Tuesday, August 22, 2006

BlogPoll Roundtable, Week 1

The first official roundtable of the 2006 season has been posted, and it's up to me to provide the correct answers to the House Rock Built's queries. With no further ado:

1. What's the biggest ripoff in this preseason poll? Either pick a team that's offensively over or underrated, or you can rag on a particular voter's bad pick (hey, we're all adults here, we can handle it).

Look no further than the BlogPoll's number eleven team, the Louisville Cardinals! WHAT?! Yeah, Brohm's good. We know. We've been hearing it ceaselessly, and no doubt we'll all be sick of hearing it as the season wears on and even more sick of it from February through April, when the Mock Drafts reign supreme. But the guy is coming off of surgery, and the offensive line that protected him has departed. They'll rack up a ton of points and double-digit wins, but that will happen against a bunch of impotent nobodies. They might even make a BCS bowl, but only because the contracts were signed before all the big boys defected, leaving the Big East look like the MAC Senior. I'd like to single out Tomahawk Nation and Rakes of Mallow for special excoriation, as the proprietors of these two sites ranked the Cards #3. Must be some sort of cry for help.

2. What shold a preseason poll measure? Specifically, should it be a predictor of end-of-season standing (meaning that a team's schedule should be taken into account when determining a ranking), or should it merely be a barometer of talent/hype/expectations?

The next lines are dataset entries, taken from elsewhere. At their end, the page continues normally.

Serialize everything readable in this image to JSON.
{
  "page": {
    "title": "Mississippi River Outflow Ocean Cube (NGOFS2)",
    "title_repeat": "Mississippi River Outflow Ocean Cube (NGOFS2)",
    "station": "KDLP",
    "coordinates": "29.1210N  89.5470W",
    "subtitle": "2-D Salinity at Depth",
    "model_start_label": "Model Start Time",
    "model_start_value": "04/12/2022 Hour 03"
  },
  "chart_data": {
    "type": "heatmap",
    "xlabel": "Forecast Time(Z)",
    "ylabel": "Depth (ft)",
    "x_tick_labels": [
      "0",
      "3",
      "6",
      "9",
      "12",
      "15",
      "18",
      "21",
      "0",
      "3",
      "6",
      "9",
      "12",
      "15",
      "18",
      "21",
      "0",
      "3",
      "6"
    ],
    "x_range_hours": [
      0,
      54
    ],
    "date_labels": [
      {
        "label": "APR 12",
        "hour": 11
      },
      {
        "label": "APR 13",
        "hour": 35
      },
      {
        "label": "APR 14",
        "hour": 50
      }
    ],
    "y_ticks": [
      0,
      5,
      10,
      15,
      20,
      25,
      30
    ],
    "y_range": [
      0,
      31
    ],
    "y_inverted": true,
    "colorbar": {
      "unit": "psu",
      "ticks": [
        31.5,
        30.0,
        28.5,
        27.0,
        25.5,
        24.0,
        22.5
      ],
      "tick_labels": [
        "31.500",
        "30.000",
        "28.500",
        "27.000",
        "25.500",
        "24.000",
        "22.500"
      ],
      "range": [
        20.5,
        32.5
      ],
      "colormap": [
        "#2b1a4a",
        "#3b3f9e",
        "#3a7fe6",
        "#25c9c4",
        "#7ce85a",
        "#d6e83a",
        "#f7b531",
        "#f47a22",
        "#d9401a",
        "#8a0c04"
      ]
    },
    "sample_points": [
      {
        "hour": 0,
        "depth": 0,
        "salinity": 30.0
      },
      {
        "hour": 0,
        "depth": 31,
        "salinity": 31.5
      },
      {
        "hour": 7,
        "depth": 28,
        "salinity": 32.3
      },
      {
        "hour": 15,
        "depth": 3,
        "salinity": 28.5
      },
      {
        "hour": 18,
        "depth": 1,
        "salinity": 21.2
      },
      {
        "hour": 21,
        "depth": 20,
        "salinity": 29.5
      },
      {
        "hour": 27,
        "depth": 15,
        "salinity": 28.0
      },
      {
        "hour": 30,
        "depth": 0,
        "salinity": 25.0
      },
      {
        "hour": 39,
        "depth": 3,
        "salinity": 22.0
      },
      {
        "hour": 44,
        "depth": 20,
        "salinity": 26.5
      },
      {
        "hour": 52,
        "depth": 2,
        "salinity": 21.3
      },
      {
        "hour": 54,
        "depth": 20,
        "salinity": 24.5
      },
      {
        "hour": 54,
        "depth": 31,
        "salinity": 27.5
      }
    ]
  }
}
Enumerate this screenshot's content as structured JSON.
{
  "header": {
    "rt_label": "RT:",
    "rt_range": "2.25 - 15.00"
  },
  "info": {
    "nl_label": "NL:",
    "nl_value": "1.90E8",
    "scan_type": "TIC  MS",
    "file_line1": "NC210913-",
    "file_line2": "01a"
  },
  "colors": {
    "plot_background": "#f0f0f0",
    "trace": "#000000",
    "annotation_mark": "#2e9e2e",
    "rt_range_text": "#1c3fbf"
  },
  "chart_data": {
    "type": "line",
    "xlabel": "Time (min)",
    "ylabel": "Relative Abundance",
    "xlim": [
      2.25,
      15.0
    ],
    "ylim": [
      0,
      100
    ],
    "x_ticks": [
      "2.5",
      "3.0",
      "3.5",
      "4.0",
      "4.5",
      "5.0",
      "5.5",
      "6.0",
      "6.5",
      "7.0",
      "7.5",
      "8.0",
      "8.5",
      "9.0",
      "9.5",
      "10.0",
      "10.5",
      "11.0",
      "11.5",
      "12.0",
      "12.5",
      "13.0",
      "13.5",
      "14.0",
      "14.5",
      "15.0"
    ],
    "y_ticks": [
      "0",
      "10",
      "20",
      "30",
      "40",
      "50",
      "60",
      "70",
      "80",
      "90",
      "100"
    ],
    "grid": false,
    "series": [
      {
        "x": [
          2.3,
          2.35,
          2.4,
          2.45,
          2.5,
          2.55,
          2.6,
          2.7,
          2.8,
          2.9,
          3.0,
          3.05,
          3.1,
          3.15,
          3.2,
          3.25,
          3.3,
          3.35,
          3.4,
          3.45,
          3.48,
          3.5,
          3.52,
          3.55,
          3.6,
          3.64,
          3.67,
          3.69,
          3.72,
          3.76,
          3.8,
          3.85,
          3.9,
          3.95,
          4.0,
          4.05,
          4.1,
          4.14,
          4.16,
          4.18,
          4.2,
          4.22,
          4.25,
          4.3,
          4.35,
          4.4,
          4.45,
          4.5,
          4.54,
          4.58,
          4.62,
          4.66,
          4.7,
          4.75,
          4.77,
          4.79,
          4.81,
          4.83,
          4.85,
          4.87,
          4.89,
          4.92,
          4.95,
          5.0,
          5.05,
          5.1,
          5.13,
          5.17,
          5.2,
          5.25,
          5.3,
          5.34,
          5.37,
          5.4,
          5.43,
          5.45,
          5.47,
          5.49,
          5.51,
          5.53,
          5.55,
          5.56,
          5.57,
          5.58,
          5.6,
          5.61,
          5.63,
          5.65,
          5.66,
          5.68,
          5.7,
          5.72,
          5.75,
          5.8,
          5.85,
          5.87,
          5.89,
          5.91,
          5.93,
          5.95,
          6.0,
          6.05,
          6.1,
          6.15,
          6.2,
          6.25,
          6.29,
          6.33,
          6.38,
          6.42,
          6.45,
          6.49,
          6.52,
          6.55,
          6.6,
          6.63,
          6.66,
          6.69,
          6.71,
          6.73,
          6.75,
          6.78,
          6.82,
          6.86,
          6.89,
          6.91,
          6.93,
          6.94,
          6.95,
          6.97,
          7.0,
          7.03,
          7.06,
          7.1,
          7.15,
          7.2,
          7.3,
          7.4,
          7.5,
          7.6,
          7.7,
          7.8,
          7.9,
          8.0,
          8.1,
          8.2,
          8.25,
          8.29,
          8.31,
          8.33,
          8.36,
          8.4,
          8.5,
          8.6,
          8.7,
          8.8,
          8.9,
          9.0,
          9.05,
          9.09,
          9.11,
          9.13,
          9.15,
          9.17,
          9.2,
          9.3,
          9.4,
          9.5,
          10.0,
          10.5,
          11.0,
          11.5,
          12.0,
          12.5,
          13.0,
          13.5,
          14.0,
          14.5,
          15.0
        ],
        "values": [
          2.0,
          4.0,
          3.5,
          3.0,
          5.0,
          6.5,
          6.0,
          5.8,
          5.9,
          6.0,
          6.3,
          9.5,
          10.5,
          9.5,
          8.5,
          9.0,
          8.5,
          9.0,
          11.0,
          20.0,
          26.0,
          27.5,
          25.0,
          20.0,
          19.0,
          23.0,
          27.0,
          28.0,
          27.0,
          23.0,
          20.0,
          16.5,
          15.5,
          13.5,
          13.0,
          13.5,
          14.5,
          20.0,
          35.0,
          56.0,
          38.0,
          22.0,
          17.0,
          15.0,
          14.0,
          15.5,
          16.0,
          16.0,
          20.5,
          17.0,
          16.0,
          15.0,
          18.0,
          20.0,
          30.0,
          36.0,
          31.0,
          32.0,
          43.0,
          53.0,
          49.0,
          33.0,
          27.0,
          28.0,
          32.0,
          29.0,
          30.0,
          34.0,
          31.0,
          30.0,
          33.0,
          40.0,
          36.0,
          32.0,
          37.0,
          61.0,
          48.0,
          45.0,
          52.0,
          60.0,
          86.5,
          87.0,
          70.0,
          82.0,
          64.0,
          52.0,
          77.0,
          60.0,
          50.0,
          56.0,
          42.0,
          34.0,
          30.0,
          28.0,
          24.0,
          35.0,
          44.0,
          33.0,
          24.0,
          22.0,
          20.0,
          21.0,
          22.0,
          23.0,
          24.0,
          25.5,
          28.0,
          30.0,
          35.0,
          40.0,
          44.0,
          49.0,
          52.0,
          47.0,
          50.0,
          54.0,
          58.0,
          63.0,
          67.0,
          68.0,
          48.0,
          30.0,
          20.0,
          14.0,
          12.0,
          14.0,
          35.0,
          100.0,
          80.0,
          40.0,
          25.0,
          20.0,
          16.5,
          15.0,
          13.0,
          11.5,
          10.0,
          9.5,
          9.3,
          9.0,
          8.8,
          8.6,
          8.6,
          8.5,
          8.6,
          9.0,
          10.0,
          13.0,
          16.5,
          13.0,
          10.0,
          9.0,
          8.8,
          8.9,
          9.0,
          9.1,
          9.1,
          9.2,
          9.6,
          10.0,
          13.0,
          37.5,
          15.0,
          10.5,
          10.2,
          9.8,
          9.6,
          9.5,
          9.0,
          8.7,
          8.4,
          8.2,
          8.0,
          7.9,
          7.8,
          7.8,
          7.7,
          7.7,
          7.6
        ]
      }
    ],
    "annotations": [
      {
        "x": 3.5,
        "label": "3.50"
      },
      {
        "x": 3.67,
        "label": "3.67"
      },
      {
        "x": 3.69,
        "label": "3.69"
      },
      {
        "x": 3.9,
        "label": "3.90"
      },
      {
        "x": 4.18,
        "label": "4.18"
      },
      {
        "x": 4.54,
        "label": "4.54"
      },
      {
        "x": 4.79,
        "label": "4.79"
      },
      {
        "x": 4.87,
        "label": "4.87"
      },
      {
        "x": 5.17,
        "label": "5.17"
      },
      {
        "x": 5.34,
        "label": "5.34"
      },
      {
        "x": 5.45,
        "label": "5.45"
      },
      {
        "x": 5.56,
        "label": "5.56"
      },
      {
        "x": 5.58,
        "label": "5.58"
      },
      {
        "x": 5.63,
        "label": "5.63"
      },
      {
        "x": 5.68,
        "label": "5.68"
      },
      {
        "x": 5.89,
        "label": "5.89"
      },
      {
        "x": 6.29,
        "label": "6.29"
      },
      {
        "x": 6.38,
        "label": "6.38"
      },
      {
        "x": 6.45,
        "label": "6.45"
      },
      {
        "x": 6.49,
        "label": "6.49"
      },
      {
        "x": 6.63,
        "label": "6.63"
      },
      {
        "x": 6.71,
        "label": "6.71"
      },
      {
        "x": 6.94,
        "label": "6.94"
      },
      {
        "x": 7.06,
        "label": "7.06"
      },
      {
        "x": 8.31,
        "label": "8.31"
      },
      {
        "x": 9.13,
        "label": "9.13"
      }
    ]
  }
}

One of the reason people love sports -- and college football in particular -- is because of the possibility of wacky upsets. They happen every week. One pesky team defies expectations and knocks off the powerhouse. Maybe it's on a last-second field goal. Maybe they come out of the gate firing, shellacking the hapless favorite who only then realize that it was a mistake to look past these should-be chumps. As such, I don't feel that a preseason poll should be an prediction of how the teams will finish at the end of the season. I also think it's important to filter out the hype.

A preseason poll should answer the following question: "Who do you think is the best team right now?" You answer that, and then answer the question: "OK, if team number 1 was out of the picture, who would be the best team remaining?" And so forth. When you rank your teams, you should expect team #1 to beat #2 and #3 and #4 and so on. You should expect #18 to beat #19. #19 to beat #20.

This is why we drop teams when they lose. Coming off a loss, chances are they're not the best team right now. They need to regroup. They need to decide whether to stick with their strategy or manipulate it. If they manipulate it, how much do they change? And what do they change? And to what degree? Sunday through Friday (in most cases for most teams) are a chess match. You lose, and you're no longer the best team. Someone else is. The question is, can you become the best team again?

3. What is your biggest stretch in your preseason ballot? That is to say, which team has the best chance of making you look like an idiot for overrating them?

I believe I may have overrated the fine lads of Arizona State. At #13, their ranking isn't so high as to be unreasonable, but after Dirk Koetter went from "this is my starter" to "go ahead and transfer" in under 24 hours, well ... let's just say I'm not comfortable with that ranking anymore.

Still, I think they're bound to be the surprise team out of the PAC-10, and a BCS berth isn't unreasonable if USc slips and Cal proves to suck as much as I think they will.

4. What do you see as the biggest flaw in the polling system (both wire service and blogpolling)? Is polling an integral part of the great game of college football, or is it an outdated system that needs to be replaced? If you say the latter, enlighten us with your new plan.

Polling is great. It's an activity that combines results and opinions, the two concepts that make sports worth watching year in and year out. With that in mind, to think that any one person would ever know enough to truly rank the top 25 teams out of 117 in an accurate and unbiased fashion is preposterous. Every pollster relies in very large part on the opinions of other people, so no ranking is truly one's own. If you consider that the average college football fan knows a lot about his team, and quite a bit about his conference (or, in the case of Notre Dame fans, not much about either), plus a fair amount about the marquee teams of the day, that still leaves him with a good five to ten teams about which he has very little knowledge to round out a field of 25. So that's the shortcoming of polling; nobody's knowledge is complete enough to really do it well.

5. You're Scott Bakula, and you have the opportunity to "Quantum Leap" back in time and change any single moment in your team's history. It can be a play on the field, a hiring decision, or your school's founders deciding to build the campus in Northern Indiana, of all godforsaken places. What do you do?

Fortunately, my school's not in northern Indiana, so I'm not saddled with that downer. But I'll tell you what I'd change: the result of the 1998 Michigan game. The Badgers lost 27-10 in Ann Arbor, Ron Dayne was held to a measly 53 yards, and the loss put the lone blemish on the Badgers' amazing Rose Bowl season. A win there would've kept the Badgers in national title conversation and would've been a signal moment for the team and its fans. So, I don't know how to improve that scenario by simply changing "a moment." Maybe I'd have stayed up all night knocking on Tom Brady's window so he couldn't sleep or something. Or maybe I would've given Ron Dayne some of those pills truckers take. Who knows.